Melinda Blau


On her and Karen Fingerman's book Consequential Strangers: Turning Everyday Connections Into Life-Changing Moments

Cover Interview of August 23, 2010

The wide angle

Throughout my career, I wrote books and articles about intimate relationships.  When I made a move from New York City to Northampton, Massachusetts in 1990, I left all my everyday acquaintances behind—the butcher, the dry cleaner, the people I’d have a five-minute conversation with on the street.  It was then that I first realized what an important role those casual relationships played in my life.  One needed acquaintances for a new place to feel like home.  In 2006, when I read a chapter by psychologist Karen Fingerman, “Consequential Strangers: Peripheral Relationships Across the Life Span,” I knew it was an idea whose time had come:

In the 21st century, our social lives are such that most of us spend more time with consequential strangers than with loved ones.  In a review of 1000 articles in family science journals, Fingerman found in 2002 that only 5% of studies focused on non-intimate relationships.  And yet, because we live “niched” lives, hopscotching from one responsibility or interest to another, the majority of our daily interactions are not with loved ones.  Rather, we connect with people we know on a casual basis:  work colleagues, service providers, merchants, doctors, gym buddies, neighbors, and other acquaintances.  Our intimates provide comfort at home, but consequential strangers anchor us in the world.

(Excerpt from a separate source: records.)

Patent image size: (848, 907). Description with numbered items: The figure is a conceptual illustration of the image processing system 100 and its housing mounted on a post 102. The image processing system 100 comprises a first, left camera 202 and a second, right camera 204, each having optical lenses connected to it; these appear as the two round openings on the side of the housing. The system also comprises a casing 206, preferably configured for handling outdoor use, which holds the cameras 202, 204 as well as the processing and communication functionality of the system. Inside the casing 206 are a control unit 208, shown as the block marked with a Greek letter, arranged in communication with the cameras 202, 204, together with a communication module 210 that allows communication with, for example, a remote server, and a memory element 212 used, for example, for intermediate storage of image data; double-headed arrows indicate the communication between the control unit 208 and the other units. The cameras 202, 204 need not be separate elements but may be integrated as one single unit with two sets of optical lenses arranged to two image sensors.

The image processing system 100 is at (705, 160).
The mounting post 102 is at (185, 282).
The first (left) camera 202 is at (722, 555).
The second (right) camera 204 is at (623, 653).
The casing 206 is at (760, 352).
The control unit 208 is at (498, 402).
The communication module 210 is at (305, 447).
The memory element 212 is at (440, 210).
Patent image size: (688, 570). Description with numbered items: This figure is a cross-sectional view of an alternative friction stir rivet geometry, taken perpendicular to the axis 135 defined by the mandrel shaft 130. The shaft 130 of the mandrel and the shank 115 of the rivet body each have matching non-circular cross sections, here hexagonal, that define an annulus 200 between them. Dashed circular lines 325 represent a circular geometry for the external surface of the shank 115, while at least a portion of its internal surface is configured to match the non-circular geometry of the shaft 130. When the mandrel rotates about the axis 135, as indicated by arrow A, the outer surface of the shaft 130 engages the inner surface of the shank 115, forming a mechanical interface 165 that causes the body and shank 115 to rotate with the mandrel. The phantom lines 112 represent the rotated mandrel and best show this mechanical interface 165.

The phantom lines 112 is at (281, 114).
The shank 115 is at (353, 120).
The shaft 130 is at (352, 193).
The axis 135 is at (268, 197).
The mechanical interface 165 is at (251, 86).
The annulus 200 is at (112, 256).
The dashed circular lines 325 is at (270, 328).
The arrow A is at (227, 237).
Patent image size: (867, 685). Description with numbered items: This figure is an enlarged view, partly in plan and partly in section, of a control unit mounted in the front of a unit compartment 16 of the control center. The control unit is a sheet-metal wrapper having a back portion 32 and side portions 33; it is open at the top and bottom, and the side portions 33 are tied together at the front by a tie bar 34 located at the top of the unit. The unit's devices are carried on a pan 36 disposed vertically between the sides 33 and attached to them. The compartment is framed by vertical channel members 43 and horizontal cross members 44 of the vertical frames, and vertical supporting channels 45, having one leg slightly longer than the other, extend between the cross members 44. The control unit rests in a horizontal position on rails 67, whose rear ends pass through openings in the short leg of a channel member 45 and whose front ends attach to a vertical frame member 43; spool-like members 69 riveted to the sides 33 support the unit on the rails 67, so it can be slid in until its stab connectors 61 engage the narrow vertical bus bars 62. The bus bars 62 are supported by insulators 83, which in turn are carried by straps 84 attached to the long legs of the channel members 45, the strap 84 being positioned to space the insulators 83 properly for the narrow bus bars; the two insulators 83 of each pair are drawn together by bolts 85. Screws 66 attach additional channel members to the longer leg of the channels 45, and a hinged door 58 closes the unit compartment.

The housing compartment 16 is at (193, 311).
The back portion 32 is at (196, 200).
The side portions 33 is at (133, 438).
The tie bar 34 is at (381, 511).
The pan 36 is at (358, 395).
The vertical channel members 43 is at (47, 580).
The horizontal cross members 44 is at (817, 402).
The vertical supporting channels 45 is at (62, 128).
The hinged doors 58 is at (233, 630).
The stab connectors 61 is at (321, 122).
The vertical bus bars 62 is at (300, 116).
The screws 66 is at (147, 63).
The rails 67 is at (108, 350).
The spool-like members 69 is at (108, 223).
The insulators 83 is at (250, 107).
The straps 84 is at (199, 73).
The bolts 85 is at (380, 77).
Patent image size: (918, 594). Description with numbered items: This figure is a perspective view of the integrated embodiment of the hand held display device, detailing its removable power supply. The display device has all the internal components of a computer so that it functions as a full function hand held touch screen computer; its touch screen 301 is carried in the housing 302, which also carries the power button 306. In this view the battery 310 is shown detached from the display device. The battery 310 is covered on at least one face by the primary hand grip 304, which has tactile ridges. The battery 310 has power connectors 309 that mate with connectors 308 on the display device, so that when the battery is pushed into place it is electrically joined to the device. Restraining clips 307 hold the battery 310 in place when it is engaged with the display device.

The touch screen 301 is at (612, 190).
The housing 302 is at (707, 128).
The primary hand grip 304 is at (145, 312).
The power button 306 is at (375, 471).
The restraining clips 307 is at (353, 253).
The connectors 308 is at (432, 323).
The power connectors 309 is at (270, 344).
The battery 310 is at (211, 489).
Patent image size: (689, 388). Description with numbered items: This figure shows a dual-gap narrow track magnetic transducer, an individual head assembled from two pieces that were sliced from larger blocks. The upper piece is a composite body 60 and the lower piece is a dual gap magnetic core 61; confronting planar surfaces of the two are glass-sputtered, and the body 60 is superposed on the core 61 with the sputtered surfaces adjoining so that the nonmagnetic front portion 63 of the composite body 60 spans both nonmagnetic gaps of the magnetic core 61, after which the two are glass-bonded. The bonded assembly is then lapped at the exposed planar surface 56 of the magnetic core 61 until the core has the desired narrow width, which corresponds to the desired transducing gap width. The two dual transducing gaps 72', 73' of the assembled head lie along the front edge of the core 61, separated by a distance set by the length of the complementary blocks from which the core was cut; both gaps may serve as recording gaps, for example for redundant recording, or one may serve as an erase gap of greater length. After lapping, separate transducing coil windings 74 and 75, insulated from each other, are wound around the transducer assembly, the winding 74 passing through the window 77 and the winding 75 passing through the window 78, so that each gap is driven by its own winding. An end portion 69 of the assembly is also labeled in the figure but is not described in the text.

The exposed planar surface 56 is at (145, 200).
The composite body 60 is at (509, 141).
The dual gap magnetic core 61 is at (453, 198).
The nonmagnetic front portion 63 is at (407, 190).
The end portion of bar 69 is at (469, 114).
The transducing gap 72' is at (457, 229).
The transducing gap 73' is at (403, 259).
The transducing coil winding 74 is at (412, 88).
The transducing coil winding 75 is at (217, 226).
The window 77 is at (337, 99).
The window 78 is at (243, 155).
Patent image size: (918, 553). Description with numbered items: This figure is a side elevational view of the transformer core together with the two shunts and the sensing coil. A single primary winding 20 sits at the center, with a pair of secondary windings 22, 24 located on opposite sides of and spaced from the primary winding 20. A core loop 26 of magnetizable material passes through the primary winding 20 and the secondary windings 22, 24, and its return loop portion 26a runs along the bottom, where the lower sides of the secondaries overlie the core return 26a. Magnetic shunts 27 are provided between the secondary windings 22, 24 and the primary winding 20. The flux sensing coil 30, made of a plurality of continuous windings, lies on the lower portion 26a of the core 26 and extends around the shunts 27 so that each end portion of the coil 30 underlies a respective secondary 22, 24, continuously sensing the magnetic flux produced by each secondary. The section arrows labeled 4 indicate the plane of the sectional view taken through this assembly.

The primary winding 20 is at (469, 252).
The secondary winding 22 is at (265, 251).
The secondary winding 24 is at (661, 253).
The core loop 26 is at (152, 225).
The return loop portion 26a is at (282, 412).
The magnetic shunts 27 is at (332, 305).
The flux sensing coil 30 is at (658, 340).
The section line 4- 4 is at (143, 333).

The Internet accelerated the ascendance of consequential strangers.  Community studies since the late sixties have shown that we turn to many sources for support, not just our loved ones or people nearby.  Communication technologies of the past, such as the telephone, allowed us to “reach out and touch” and thereby changed the way we manage our relationships.  However, the Internet and mobile phones upped the ante.  Today’s communication means are cheap, quick, and graphic, making us more aware of the members our personal networks.  And just as consequential strangers dominate our face-to-face encounters, most of our online conversations are with former school chums, long-distance collaborators, and random people with whom we share a particular interest.

We cannot thrive without consequential strangers.  Close ties are important for our survival, but they are not the whole story.  The fact is, our loved ones–our strong ties—know what we know, think the way we think.  Information and opportunity more likely come from people who are different from us, loosely connected, and who, therefore, act as “bridges” to new ideas and different kinds of social groups.  Looking at real-life circumstances, it becomes clear that consequential strangers are vital in handling everyday needs and unexpected crises.  Through weak ties, a woman carves out an untraditional career, a quadruple amputee survives the trauma, a widow makes a new life for herself.  The concept is equally relevant to collectives, exemplified in the book through anecdotes about Penn State College, innovations at Proctor & Gamble, and water management in Ghana.

A diverse network is a valuable network.  Size doesn’t matter as much as the social mix.  Health research suggests that being connected to different types of people benefits the immune system, hastens recovery, and is even associated with longevity.  Knowing a variety of people, up and down socio-economic ladder, also puts more information at our fingertips, makes us better communicators, and bodes well for success.  Granted, dealing with people who are different can also sap our attention and trigger our own unconscious prejudice.  But diversity research also suggests that by opening ourselves to consequential strangers, we can begin to discover the commonalities that bind us as humans.